Attractors are geometric forms that characterize long-term behaviour in the phase space. Roughly speaking, an attractor is what the behaviour of a systems settles down to, or is attracted to. They are globally stable in the sense that the system will return if perturbed off the attractor, as long as it remains within the basin of attraction.
The simplest kind of attractor is a fixed point. An example of this is a pendulum subject to friction: no matter how it starts swinging, the pendulum always comes to rest at the same point. (a pendulum bob standing upright and not moving is at an unstable fixed point.)
(catastrophe theory is a theory describing the geometry of discontinuities in systems with fixed point attractors.)
The next most complicated attractor is a limit cycle, forming a closed loop in phase space. A limit cycle describes stable oscillations, such as the motion of a pendulum clock or the beating of a heart.
Compound oscillations, or quasi-periodic behaviour are described by a torus, which resembles the surface of a doughnut. One oscillation is described around the larger perimeter of the doughnut, the other, perpendicular to it, around the smaller section. Higher dimensional tori can be used to describe combinations of more than two oscillations. (a multi-dimensionsal torus is called a hypertorus.) Despite the complexity of these latter examples, all these attractors describe predictable systems.

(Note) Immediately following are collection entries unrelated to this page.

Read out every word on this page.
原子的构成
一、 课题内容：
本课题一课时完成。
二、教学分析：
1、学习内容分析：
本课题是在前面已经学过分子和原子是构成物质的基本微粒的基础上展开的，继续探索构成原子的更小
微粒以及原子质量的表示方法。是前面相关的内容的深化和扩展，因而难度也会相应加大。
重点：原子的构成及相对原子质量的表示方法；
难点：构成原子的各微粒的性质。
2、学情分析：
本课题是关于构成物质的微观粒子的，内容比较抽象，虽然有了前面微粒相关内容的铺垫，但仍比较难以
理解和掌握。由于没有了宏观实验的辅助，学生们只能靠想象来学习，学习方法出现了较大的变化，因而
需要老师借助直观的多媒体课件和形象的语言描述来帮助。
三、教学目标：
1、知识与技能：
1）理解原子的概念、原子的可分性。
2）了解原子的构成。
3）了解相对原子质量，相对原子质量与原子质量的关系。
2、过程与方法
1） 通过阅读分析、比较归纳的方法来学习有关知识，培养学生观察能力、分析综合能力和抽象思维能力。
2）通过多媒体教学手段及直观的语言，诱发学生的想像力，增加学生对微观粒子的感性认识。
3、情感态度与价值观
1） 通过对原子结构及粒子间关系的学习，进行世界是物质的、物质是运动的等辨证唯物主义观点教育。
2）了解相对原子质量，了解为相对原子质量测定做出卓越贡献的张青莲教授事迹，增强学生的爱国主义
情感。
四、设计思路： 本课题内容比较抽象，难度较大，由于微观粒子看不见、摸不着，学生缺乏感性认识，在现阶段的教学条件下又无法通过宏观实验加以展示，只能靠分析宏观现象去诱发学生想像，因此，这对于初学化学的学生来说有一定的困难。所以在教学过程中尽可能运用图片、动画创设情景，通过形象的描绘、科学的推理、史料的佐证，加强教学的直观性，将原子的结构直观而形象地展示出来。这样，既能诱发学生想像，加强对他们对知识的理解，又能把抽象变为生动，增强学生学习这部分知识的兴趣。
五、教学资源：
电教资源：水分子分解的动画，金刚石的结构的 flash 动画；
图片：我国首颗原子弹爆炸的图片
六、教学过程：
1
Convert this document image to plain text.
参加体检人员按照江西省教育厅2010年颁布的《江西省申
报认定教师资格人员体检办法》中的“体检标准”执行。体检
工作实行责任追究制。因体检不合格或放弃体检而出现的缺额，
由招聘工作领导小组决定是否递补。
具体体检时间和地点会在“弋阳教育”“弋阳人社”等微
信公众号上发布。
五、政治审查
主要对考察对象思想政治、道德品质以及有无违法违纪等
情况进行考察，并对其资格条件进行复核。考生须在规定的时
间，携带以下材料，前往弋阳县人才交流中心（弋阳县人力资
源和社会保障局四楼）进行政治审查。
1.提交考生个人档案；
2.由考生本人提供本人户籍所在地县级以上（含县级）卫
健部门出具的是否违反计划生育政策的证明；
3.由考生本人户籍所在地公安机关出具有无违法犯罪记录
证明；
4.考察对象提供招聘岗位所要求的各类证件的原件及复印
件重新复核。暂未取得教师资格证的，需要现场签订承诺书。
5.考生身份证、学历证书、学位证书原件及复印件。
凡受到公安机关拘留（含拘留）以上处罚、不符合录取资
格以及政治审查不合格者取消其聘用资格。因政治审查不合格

Chaotic, or strange attractors, on the other hand correspond to unpredictable motions and have a more complex geometric form. (see "Chaos" by Crutchfield, Farmer, Packard, and Shaw, in Scientific American, vol. 255, No. 6, December 1986)
The most famous "strange attractor" is the Lorentz attractor or butterfly. The strange attractor occurs in a bounded space, yet its length is infinite. The attractor can be studied by taking a section through it, called a Poincaré section. The section has a fractal structure. Chaotic attractors are globally stable but contain local instabilities that amplify noise. In a strange attractor periodic orbits are unstable and act as repellors.